Sobre aproveitar a vida

Se Angélique aprecia as noites no bordel, enquanto bebe seus drinks em conversas com suas amigas, Glória curte sua vida de divorciada saindo para dançar, beber e conhecer pessoas novas. A personagem nos é esplendidamente apresentada na primeira cena, enquanto está perto do balcão bebendo algo. O destaque está justamente nos casais mais novos que dançam em primeiro plano enquanto a protagonista aparece de costas e no segundo plano. É como se a câmera falasse: “Que tal se ao invés de contarmos a história de um desses casais, não falamos daquela senhora que está ali? ” E que bom que Sebastián Lelio tomou tão louvável decisão. Com toques de comédia no tom e momento certos, jamais vemos a ridicularização de Glória. A mulher que às vezes se desequilibra com o salto enquanto anda, ou que não consegue alcançar os pés na aula de yoga, não cai no caricato da imagem da mulher exageradamente extrovertida, nem de uma mulher introvertida ou conservadora. Glória é alguém que você poderia encontrar facilmente no seu dia a dia e que poderia passar facilmente despercebida no cinema hollywoodiano.
A música também é algo muito importante no filme. A personagem canta no carro e mesmo quando a canção é interrompida no corte da cena que pula para a monotonia de seu trabalho, podemos vê-la cantar mais adiante em cenas em que ela se depila, ou no próprio baile que frequenta.
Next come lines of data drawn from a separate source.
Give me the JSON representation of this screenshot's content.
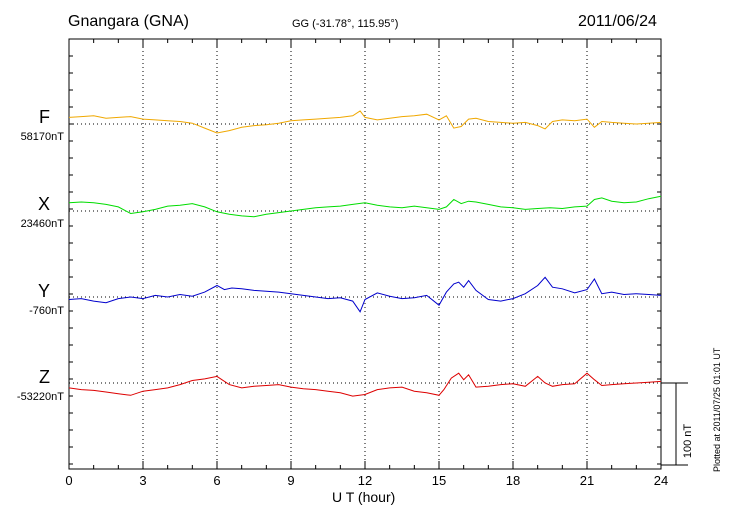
{
  "header": {
    "station": "Gnangara (GNA)",
    "coords": "GG (-31.78°, 115.95°)",
    "date": "2011/06/24"
  },
  "footer": {
    "plotted": "Plotted at 2011/07/25 01:01 UT"
  },
  "chart_data": {
    "type": "line",
    "title": "Gnangara (GNA)",
    "xlabel": "U T (hour)",
    "xlim": [
      0,
      24
    ],
    "xticks": [
      0,
      3,
      6,
      9,
      12,
      15,
      18,
      21,
      24
    ],
    "grid": true,
    "scale_bar_label": "100 nT",
    "scale_bar_nT": 100,
    "series": [
      {
        "name": "F",
        "baseline": "58170nT",
        "color": "#f0a800",
        "x": [
          0,
          0.5,
          1,
          1.5,
          2,
          2.5,
          3,
          3.5,
          4,
          4.5,
          5,
          5.5,
          6,
          6.5,
          7,
          7.5,
          8,
          8.5,
          9,
          9.5,
          10,
          10.5,
          11,
          11.5,
          11.8,
          12,
          12.5,
          13,
          13.5,
          14,
          14.5,
          15,
          15.3,
          15.6,
          15.9,
          16.2,
          16.5,
          17,
          17.5,
          18,
          18.5,
          19,
          19.3,
          19.6,
          20,
          20.5,
          21,
          21.3,
          21.6,
          22,
          22.5,
          23,
          23.5,
          24
        ],
        "y": [
          8,
          9,
          10,
          7,
          8,
          9,
          6,
          5,
          4,
          3,
          1,
          -5,
          -11,
          -8,
          -4,
          -2,
          -1,
          1,
          4,
          5,
          6,
          7,
          8,
          10,
          16,
          8,
          5,
          7,
          9,
          10,
          12,
          5,
          10,
          -5,
          -3,
          6,
          7,
          3,
          2,
          1,
          2,
          -2,
          -6,
          3,
          5,
          4,
          6,
          -4,
          3,
          2,
          1,
          0,
          1,
          2
        ]
      },
      {
        "name": "X",
        "baseline": "23460nT",
        "color": "#00dd00",
        "x": [
          0,
          0.5,
          1,
          1.5,
          2,
          2.5,
          3,
          3.5,
          4,
          4.5,
          5,
          5.5,
          6,
          6.5,
          7,
          7.5,
          8,
          8.5,
          9,
          9.5,
          10,
          10.5,
          11,
          11.5,
          12,
          12.5,
          13,
          13.5,
          14,
          14.5,
          15,
          15.3,
          15.6,
          15.9,
          16.2,
          16.5,
          17,
          17.5,
          18,
          18.5,
          19,
          19.5,
          20,
          20.5,
          21,
          21.3,
          21.6,
          22,
          22.5,
          23,
          23.5,
          24
        ],
        "y": [
          10,
          11,
          10,
          8,
          5,
          -3,
          -1,
          2,
          6,
          7,
          9,
          5,
          -1,
          -4,
          -6,
          -7,
          -4,
          -2,
          0,
          2,
          4,
          5,
          6,
          8,
          10,
          7,
          5,
          4,
          6,
          4,
          2,
          5,
          14,
          9,
          12,
          11,
          8,
          5,
          4,
          2,
          3,
          4,
          3,
          5,
          6,
          14,
          16,
          12,
          10,
          11,
          15,
          18
        ]
      },
      {
        "name": "Y",
        "baseline": "-760nT",
        "color": "#0000cc",
        "x": [
          0,
          0.5,
          1,
          1.5,
          2,
          2.5,
          3,
          3.5,
          4,
          4.5,
          5,
          5.5,
          6,
          6.3,
          6.6,
          7,
          7.5,
          8,
          8.5,
          9,
          9.5,
          10,
          10.5,
          11,
          11.5,
          11.8,
          12,
          12.5,
          13,
          13.5,
          14,
          14.5,
          15,
          15.3,
          15.6,
          15.8,
          16,
          16.2,
          16.5,
          17,
          17.5,
          18,
          18.5,
          19,
          19.3,
          19.6,
          20,
          20.5,
          21,
          21.3,
          21.6,
          22,
          22.5,
          23,
          23.5,
          24
        ],
        "y": [
          -3,
          -2,
          -5,
          -7,
          -2,
          0,
          -2,
          2,
          0,
          3,
          1,
          6,
          14,
          9,
          11,
          10,
          8,
          7,
          6,
          4,
          2,
          0,
          -2,
          -1,
          -5,
          -18,
          -3,
          5,
          1,
          -2,
          -1,
          2,
          -10,
          6,
          16,
          18,
          12,
          20,
          8,
          -3,
          -5,
          -2,
          4,
          14,
          24,
          12,
          10,
          5,
          9,
          22,
          4,
          6,
          3,
          4,
          3,
          2
        ]
      },
      {
        "name": "Z",
        "baseline": "-53220nT",
        "color": "#dd0000",
        "x": [
          0,
          0.5,
          1,
          1.5,
          2,
          2.5,
          3,
          3.5,
          4,
          4.5,
          5,
          5.5,
          6,
          6.5,
          7,
          7.5,
          8,
          8.5,
          9,
          9.5,
          10,
          10.5,
          11,
          11.5,
          12,
          12.5,
          13,
          13.5,
          14,
          14.5,
          15,
          15.2,
          15.5,
          15.8,
          16,
          16.2,
          16.5,
          17,
          17.5,
          18,
          18.5,
          19,
          19.3,
          19.6,
          20,
          20.5,
          21,
          21.3,
          21.6,
          22,
          22.5,
          23,
          23.5,
          24
        ],
        "y": [
          -6,
          -8,
          -9,
          -11,
          -13,
          -15,
          -10,
          -8,
          -6,
          -2,
          3,
          5,
          8,
          -2,
          -6,
          -4,
          -3,
          -2,
          -5,
          -7,
          -8,
          -10,
          -12,
          -16,
          -14,
          -8,
          -6,
          -5,
          -10,
          -12,
          -15,
          -8,
          6,
          12,
          4,
          10,
          -5,
          -4,
          -2,
          -1,
          -4,
          8,
          0,
          -4,
          -2,
          -1,
          12,
          4,
          -3,
          -2,
          -1,
          0,
          1,
          2
        ]
      }
    ]
  }
}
Já Angélique, relembra com alegria o seu passado quando fala para suas amigas dos tempos em que trabalhava no bordel enquanto ainda era jovem. As cores das luzes no local, sempre quentes, representam seu verdadeiro estado de ânimo, sua alegria e liberdade.


Quanto ao sexo


Glória também não se preocupa em transar com Rodolfo em tão pouco tempo depois de conhecê-lo. O sexo aliás é algo que deve ser notado. Se já não é todo dia que encontramos uma narrativa disposta a retratar a vida de uma mulher com sessenta anos, imagina ela fazendo sexo? Sim, Glória faz sexo e a câmera não tem pudor em mostrar o nu frontal da personagem e até de Rodolfo, muito menos em não fazer cortes que subtraiam o momento da relação. Falando em relação, a personagem vai se mostrando cada vez mais interessada por Rodolfo, que mesmo retribuindo o interesse e o carinho com ela, ainda não consegue deixar de se preocupar com sua ex-esposa e suas filhas, que parecem aproveitar disso para tê-lo sempre por perto.
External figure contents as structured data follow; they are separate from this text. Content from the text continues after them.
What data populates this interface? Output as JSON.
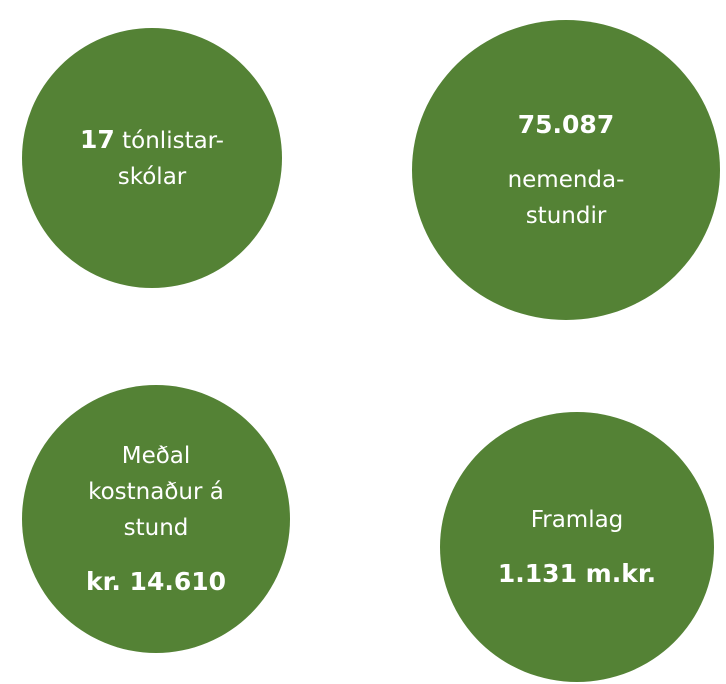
{
  "circles": [
    {
      "lines": [
        [
          {
            "text": "17",
            "bold": true
          },
          {
            "text": " tónlistar-",
            "bold": false
          }
        ],
        [
          {
            "text": "skólar",
            "bold": false
          }
        ]
      ]
    },
    {
      "lines": [
        [
          {
            "text": "75.087",
            "bold": true
          }
        ],
        [
          {
            "text": "nemenda-",
            "bold": false
          }
        ],
        [
          {
            "text": "stundir",
            "bold": false
          }
        ]
      ]
    },
    {
      "lines": [
        [
          {
            "text": "Meðal",
            "bold": false
          }
        ],
        [
          {
            "text": "kostnaður á",
            "bold": false
          }
        ],
        [
          {
            "text": "stund",
            "bold": false
          }
        ],
        [
          {
            "text": "kr. 14.610",
            "bold": true
          }
        ]
      ]
    },
    {
      "lines": [
        [
          {
            "text": "Framlag",
            "bold": false
          }
        ],
        [
          {
            "text": "1.131 m.kr.",
            "bold": true
          }
        ]
      ]
    }
  ]
}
Por outro lado, enquanto Angélique se mostra mais à vontade na companhia de Michel no prostíbulo, o mesmo não se pode dizer quando ela decide viver com ele. A personagem traz consigo muitas incertezas quanto a sua decisão. Isso automaticamente bloqueia a personagem fazendo com que ela não consiga ter relações com Michel. Se em Party Girl temos uma mulher mais reservada, com certeza não se trata de uma decisão conservadora da direção, mas sim do contexto em que se encontra a personagem principal.

Sobre o Passado

Ambos os filmes se aproveitam da relação de suas personagens para nos apresentar o passado de cada protagonista. Se Glória tem uma boa relação com seus filhos e com seus ex-marido, Angélique quase consegue o mesmo. No caso de Party Girl, a personagem não tem muito contato com uma das filhas, que já adolescente, mora com outra família. A jovem que não sabe quem é seu pai, vai ao casamento da mãe, a pedido da própria. Aqui as relações podem não ser tão otimistas quanto em Glória, mas no filme há espaço para percebermos que Angélique é uma mulher como outra qualquer, com suas falhas, arrependimentos e com direito a se redimir. Seu casamento com Michel tem uma única função: mesmo que por um momento, se aproximar mais da família.
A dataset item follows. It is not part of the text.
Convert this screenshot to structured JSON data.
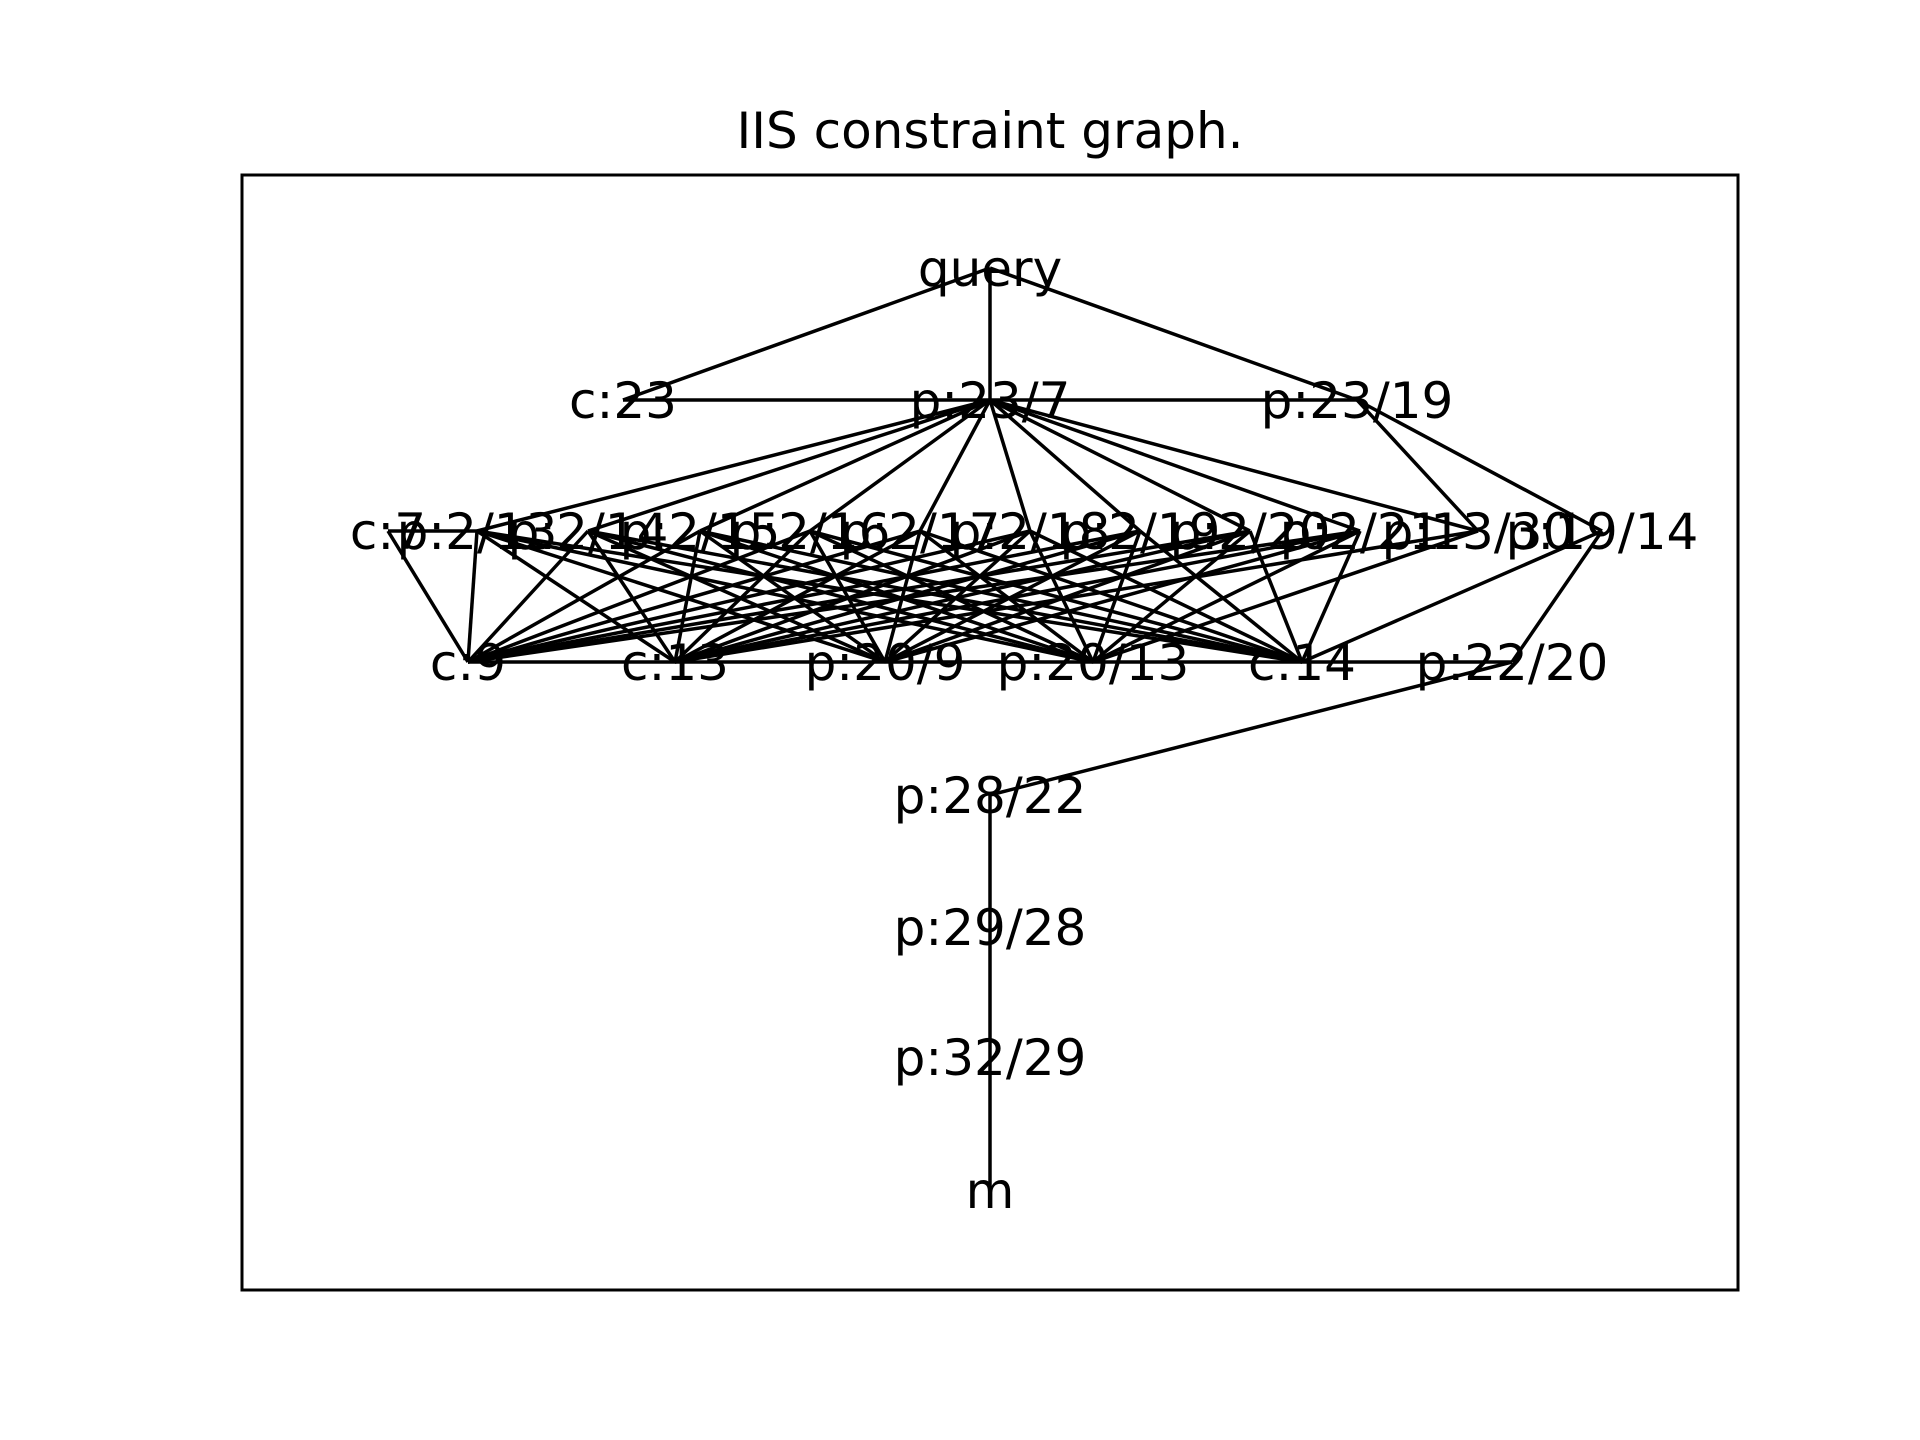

Em um jantar na casa de seu filho que faz aniversário, Glória leva Rodolfo para conhecer seus filhos e seu ex-marido. Lá ela relembra outros tempos e se emociona com o contexto do momento, quando sua filha lê uma mensagem que recebeu do namorado. O momento de arrependimento, fica com seu ex-marido, que depois de beber mais do que devia, se sente culpado pelo fim do casamento.   

Em busca de uma “salvação” e o papel do homem

Talvez o fato mais interessante em ambos os filmes, seja a quebra de nossas expectativas com relação às protagonistas. Angélique pode facilmente ser vista pelo espectador, como uma mulher que está sendo “salva” por um homem. Sabemos que há um romantismo na mulher que larga uma vida em meio a prostituição para se casar e constituir uma família. Angélique tem total aprovação de seus filhos para se casar com Michel, que veem na oportunidade uma maneira da mãe ser mais responsável e se estabilizar na vida. Mas será isso mesmo o que a personagem quer? Será que ele precisa disso? No bordel ela sempre contou com a amizade de suas amigas que costumam sair juntas para dar risada e conversar. Angélique dança com alegria, como alguém que não precisa de um salvador. Esse é o grande ponto no roteiro, que causa na personagem uma incerteza angustiante até o dia do casamento e que vai se concluir na primeira noite do casal após a cerimônia.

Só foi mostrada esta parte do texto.